About ten days ago I was feeling really bad and started having chills. By the next morning I had a fever and obvious symptoms of a urinary tract infection. I’ve had a half dozen or so of these over the years so had little doubt what the problem was. In case of doubt, there is a little home test kit available now at pharmacies to check for this common malady.
I called my family doctor’s office and they squeezed me in around noon so I drove out there and got the expected diagnosis and a prescription for Cipro. It was good prompt service and I saw the doctor at the promised time and had a brief discussion with him. They also weighed me. I guess all the things they did are on the Medicare Physician Fee Schedule so with the proper filing and handling of paperwork they will be reimbursed at some rate for what they did. There was no charge to me, and the doctor said that I could get the Cipro free at Publix Pharmacies. After the visit to the doctor, I skipped the Publix option and drove to CVS and waited around 15 minutes or so while the pills were counted. I always end up buying something extra at CVS in such cases, so I’m sure that is part of their strategy. My cost for the Cipro was about $8.
I took the Cipro as prescribed and, except from some really nasty fever blisters, recovered nicely from the infection. Pills are gone and just one little fever blister scab remains. I feel very good this morning.
So, that all worked out fine but, it seems to me, was unnecessarily complicated and expensive and generated completely unnecessary travel, paperwork, and Medicare claims. It may not seem like a big deal, but multiply this small incident by the millions of times a year it happens with Medicare patients in doctors’ offices all over the country, and you get some significant costs.
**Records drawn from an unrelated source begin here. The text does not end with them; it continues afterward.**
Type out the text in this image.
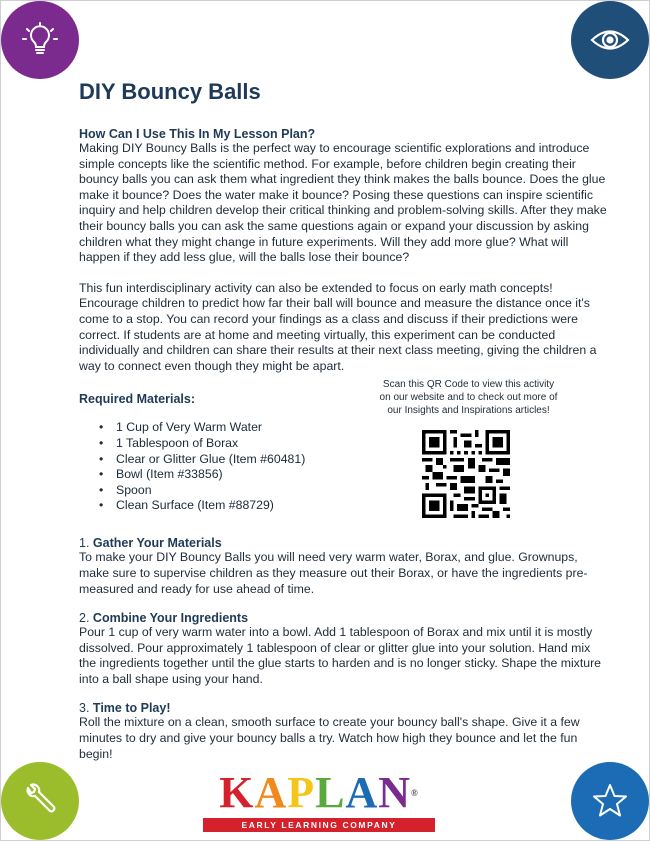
DIY Bouncy Balls
How Can I Use This In My Lesson Plan?

Making DIY Bouncy Balls is the perfect way to encourage scientific explorations and introduce simple concepts like the scientific method. For example, before children begin creating their bouncy balls you can ask them what ingredient they think makes the balls bounce. Does the glue make it bounce? Does the water make it bounce? Posing these questions can inspire scientific inquiry and help children develop their critical thinking and problem-solving skills. After they make their bouncy balls you can ask the same questions again or expand your discussion by asking children what they might change in future experiments. Will they add more glue? What will happen if they add less glue, will the balls lose their bounce?

This fun interdisciplinary activity can also be extended to focus on early math concepts! Encourage children to predict how far their ball will bounce and measure the distance once it's come to a stop. You can record your findings as a class and discuss if their predictions were correct. If students are at home and meeting virtually, this experiment can be conducted individually and children can share their results at their next class meeting, giving the children a way to connect even though they might be apart.

Required Materials:
• 1 Cup of Very Warm Water
• 1 Tablespoon of Borax
• Clear or Glitter Glue (Item #60481)
• Bowl (Item #33856)
• Spoon
• Clean Surface (Item #88729)
Scan this QR Code to view this activity on our website and to check out more of our Insights and Inspirations articles!
1. Gather Your Materials

To make your DIY Bouncy Balls you will need very warm water, Borax, and glue. Grownups, make sure to supervise children as they measure out their Borax, or have the ingredients pre-measured and ready for use ahead of time.

2. Combine Your Ingredients

Pour 1 cup of very warm water into a bowl. Add 1 tablespoon of Borax and mix until it is mostly dissolved. Pour approximately 1 tablespoon of clear or glitter glue into your solution. Hand mix the ingredients together until the glue starts to harden and is no longer sticky. Shape the mixture into a ball shape using your hand.

3. Time to Play!

Roll the mixture on a clean, smooth surface to create your bouncy ball's shape. Give it a few minutes to dry and give your bouncy balls a try. Watch how high they bounce and let the fun begin!

K A P L A N ®
EARLY LEARNING COMPANY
Here is my suggestion: Get rid of 80% of the stuff on the Medicare Physician Fee Schedule and just let patients deal directly with doctors, sometimes even by phone and email for minor issues, and then pay the doctors directly for time spent. I could have sent a quick email describing my symptoms, and the doctor, who knows me well and knows I am not a Cipro abuser, could have spent five minutes making a quick note on my file and then forwarding the email back to me and to my pharmacy with a prescription. At a $500 per hour charging rate, the doctor could charge my credit card $40 for that simple service and incur almost no overhead cost in doing it. If he really needs to know how much I weigh, he could just ask me.
But, unfortunately, my doctor can’t make a living doing that because Medicare won’t reimburse him for it and there is really no practical way he can charge me for it directly though I would be glad to pay. It would have saved me the trip and would have pleased Al Gore by reducing my carbon footprint. As I wrote a few weeks ago, let’s Free the Doctors.